Diary

Ed Levine

I woke up early this past Sunday but decided not to have breakfast. I know, I know. You’re not supposed to skip breakfast. It’s the most important meal of the day, yadda, yadda, yadda. But this particular Sunday I was headed to not one but two block parties hosted by serious chefs in conjunction with the James Beard Awards, the Oscars of the chef and restaurant world. My first stop was Cafe Boulud (on East 76th Street), formerly Daniel. There I found a crowd of chefs and food writers milling about in the street, sipping champagne and noshing on food that was street fare from the gods. There was nary a bad sausage sandwich or cold funnel cake in sight. The pressed hamburger patties that come preformed in boxes of 12 were nowhere to be found. Instead, I found myself gorging on superb Italian charcuterie and merguez (lamb sausages) supplied by, among others, Biancardi’s, the incomparable Italian butcher from Arthur Avenue in the Bronx.

But for chef-owner Daniel Boulud, the sausages and the cheeses were just the warm-up. Out came lobster risotto, scallop seviche, Boulud’s short ribs, which are perfectly crunchy and caramelized on the outside, and meltingly tender on the inside, barbecued pork belly with red beans (imagine the greatest fresh bacon imaginable), roast suckling pig with lentils, pissaladière (the thin-crusted Provençal pizza) with caramelized onions and olives, a multi-layered asparagus clafouti, and white bean soup with fennel pesto that was so smooth it must have been strained for days before it was served. There was even a legitimate breakfast item: eggs Brouillade and fresh morels served in a tiny brioche cup. Nobody has ever had food in the streets of New York that was as good as this. I vowed never to eat another watery smoothie, or dry chicken kabob, or curlicue fry (standard dishes at New York’s street fairs and block parties) ever again.

I was making a pig of myself, but I couldn’t help myself. I was not alone in my piggishness. Famous chefs from all over the country were fighting over the plates of freshly carved suckling pig coming out of the kitchen. After two hours of nonstop eating, I was ready to move on to dessert.

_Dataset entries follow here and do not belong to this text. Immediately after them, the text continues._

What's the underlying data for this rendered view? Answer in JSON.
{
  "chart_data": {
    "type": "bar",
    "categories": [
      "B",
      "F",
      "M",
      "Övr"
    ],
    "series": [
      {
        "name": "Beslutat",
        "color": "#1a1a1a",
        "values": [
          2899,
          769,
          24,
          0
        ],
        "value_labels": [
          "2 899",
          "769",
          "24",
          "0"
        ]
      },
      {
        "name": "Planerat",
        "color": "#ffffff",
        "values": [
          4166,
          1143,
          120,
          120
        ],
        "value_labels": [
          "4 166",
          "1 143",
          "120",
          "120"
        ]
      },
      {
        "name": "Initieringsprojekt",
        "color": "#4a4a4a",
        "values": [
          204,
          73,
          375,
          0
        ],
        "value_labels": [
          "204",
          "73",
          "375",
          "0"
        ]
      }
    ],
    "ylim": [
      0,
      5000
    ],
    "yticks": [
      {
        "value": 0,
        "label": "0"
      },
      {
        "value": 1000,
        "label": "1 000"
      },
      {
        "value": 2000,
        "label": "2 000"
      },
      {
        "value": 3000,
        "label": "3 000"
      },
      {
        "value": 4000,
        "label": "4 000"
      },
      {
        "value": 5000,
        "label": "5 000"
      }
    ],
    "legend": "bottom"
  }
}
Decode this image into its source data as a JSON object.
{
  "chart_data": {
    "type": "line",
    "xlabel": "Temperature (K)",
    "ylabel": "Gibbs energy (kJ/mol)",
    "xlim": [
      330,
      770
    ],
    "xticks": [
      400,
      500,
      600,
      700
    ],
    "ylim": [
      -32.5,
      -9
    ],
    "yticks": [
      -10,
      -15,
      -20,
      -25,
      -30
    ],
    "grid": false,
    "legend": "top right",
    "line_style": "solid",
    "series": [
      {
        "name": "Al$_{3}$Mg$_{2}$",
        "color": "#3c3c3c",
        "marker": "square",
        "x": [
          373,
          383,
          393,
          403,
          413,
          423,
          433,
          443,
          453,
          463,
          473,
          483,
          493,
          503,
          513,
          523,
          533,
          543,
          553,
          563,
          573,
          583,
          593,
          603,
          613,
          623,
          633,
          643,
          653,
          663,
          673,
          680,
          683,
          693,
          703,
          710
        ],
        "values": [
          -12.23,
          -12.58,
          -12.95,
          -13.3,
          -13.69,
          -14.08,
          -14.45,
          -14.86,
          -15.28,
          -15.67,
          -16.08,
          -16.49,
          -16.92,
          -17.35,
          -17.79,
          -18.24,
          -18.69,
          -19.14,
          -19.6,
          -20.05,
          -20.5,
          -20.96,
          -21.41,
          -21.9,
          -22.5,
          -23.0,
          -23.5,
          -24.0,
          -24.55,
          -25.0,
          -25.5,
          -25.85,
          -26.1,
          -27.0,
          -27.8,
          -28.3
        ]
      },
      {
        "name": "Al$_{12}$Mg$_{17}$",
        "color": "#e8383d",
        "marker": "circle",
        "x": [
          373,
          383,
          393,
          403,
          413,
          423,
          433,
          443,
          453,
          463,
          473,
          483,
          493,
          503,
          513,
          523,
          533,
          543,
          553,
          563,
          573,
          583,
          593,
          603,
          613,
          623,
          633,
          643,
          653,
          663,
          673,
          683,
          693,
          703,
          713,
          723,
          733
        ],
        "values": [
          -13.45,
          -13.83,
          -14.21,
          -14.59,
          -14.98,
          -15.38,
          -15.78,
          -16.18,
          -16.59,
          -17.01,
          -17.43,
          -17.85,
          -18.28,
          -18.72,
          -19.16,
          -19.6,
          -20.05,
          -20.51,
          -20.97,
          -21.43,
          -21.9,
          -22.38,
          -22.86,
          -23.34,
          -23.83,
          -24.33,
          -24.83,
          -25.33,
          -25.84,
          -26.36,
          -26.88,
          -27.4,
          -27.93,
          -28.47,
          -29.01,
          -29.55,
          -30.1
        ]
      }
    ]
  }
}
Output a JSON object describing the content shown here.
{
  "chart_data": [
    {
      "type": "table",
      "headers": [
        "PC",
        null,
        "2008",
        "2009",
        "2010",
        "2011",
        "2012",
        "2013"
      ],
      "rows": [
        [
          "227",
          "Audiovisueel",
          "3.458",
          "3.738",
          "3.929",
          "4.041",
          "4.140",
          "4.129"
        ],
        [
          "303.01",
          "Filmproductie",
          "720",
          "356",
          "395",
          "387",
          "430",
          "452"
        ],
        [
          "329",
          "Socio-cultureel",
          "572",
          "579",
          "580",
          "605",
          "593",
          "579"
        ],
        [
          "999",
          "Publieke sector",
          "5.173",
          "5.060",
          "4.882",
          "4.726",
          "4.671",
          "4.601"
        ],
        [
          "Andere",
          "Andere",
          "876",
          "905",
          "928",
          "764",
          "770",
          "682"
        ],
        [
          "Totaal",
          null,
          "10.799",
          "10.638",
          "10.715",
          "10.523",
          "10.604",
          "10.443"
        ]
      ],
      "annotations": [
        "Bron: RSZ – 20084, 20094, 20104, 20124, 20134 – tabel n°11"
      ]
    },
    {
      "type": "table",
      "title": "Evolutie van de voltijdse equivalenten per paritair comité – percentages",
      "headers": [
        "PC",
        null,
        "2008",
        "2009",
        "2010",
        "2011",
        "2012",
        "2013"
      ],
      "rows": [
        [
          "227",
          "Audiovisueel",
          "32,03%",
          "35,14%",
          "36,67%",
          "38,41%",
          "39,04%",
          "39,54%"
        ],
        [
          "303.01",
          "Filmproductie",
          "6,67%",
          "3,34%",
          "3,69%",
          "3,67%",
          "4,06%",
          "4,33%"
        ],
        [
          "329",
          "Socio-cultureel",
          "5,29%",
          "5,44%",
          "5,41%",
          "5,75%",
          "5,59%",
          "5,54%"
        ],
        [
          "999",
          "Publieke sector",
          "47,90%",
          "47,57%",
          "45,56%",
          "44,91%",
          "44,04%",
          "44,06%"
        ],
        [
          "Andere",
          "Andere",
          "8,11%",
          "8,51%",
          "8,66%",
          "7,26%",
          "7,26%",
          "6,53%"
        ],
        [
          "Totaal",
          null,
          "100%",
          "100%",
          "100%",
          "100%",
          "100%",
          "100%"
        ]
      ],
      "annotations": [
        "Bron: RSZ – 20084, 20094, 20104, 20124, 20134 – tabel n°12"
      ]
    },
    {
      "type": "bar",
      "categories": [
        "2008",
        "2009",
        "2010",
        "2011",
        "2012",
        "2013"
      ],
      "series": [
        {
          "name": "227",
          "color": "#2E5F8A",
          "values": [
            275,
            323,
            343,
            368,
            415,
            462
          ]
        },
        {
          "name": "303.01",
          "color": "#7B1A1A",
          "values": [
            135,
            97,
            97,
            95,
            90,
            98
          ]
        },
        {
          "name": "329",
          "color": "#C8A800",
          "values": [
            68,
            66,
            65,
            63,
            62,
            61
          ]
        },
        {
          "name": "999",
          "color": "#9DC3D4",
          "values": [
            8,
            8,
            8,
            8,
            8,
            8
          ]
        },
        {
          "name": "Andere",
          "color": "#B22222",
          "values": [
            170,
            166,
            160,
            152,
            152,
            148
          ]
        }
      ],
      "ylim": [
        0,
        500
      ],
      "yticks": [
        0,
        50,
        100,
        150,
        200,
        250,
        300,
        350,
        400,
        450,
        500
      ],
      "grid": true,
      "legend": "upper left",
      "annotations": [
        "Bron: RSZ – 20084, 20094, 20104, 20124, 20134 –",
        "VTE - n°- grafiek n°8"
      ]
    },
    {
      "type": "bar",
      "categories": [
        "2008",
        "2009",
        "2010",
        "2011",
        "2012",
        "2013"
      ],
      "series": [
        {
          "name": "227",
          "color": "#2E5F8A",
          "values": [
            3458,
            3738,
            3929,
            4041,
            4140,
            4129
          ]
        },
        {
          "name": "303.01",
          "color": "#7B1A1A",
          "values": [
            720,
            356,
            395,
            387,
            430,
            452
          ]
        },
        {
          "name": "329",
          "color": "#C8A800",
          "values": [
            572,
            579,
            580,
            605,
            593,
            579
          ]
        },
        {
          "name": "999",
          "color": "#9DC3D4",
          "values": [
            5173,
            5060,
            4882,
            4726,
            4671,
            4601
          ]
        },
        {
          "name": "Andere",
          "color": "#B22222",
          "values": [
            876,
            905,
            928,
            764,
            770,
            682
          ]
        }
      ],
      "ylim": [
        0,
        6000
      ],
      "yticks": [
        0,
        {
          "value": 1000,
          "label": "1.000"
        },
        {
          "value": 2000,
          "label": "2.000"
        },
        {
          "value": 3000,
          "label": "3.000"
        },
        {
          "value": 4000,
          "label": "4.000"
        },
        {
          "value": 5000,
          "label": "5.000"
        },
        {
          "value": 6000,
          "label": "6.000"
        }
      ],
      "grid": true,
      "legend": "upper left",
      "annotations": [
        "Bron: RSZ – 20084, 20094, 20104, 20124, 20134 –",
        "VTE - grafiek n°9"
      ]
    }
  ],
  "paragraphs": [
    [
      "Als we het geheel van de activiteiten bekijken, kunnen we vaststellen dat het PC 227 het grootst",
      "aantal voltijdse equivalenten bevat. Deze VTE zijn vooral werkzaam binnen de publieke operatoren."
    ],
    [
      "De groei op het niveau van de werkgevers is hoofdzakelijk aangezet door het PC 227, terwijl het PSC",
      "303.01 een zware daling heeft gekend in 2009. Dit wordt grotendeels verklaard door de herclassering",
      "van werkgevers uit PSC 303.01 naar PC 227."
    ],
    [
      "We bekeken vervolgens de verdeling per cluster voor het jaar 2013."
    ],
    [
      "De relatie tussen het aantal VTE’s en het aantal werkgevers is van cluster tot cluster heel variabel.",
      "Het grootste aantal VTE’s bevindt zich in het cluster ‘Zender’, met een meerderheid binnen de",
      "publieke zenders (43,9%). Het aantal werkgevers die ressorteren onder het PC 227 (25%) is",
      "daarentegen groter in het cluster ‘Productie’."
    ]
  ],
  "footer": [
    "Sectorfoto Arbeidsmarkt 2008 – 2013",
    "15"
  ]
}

Then a friend came over and said, “How about those fried clams?” “What fried clams?” I replied. Toto, Daniel Boulud’s chief aide de camp, overheard this conversation, dashed into the kitchen, and arrived two minutes later with a plate of fried clams nestled in a cloth napkin with a plate of house-made tartar sauce. There is no more quintessentially American dish than fried clams, but somehow the kitchen manned by Frenchman Boulud managed to turn out some of the greatest fried clams I have ever had. They were perfectly crisp, greaseless, sweet, and oh-so-nutty. I ate a dozen clams in about a minute, had a plate of vanilla ice cream with cherry sauce for dessert (I actually had two, if you’re counting), and headed home to pick up my son to take him to the second block party. This one was in Brooklyn at the home of chef Don Pintabona of the Tribeca Grill. Pintabona lives in Carroll Gardens, a solidly southern-Italian enclave just across the river from lower Manhattan.

Carroll Gardens is one of my favorite food neighborhoods in the city. Pintabona has lived there his entire life, and knows it intimately. When we arrived, we were immediately confronted by platters of grilled sweet and hot sausages from Esposito’s Pork Store. Next to the sausages were platters of grilled vegetables, soppressata, Italian cookies (never my favorites), and a two-foot-by-four-foot rectangle of cheesecake from Monteleone’s, one of the local Italian bakeries. I had never had this cheesecake, but one bite into my slice, I knew I was tasting something very special. This was moist and creamy ricotta cheesecake, nothing like the dryish, coarse fillings of the thousands of Italian cheesecakes I’ve tasted. I asked a friend what was in the cake that made it so moist and creamy. “Cool Whip,” he said without missing a beat. “And I’m not kidding.”

I had three slices of cheesecake before proceeding down the steps to Pintabona’s house. My son and I walked through the kitchen and arrived at a tiny patio filled with tables covered with pizza toppings: tomato sauce, fresh mozzarella, goat cheese, smoked ham, pepperoni, anchovies. Will filled his round of dough with so much cheese and meat (vegetables were verboten, of course) I knew it would not bake properly in Pintabona’s wood-burning pizza oven (which he had shipped over from Italy). “The shipping cost more than the oven,” Pintabona said with a laugh. So, the ever-enterprising Will took another piece of dough and put it on top of his pizza. Ah, I thought to myself, this is how calzones were invented. Will’s calzone was the hit of the party. The French chefs in attendance marveled at Will’s inventiveness, the Italians chefs laughed at his good fortune, and me, I ate half of the calzone.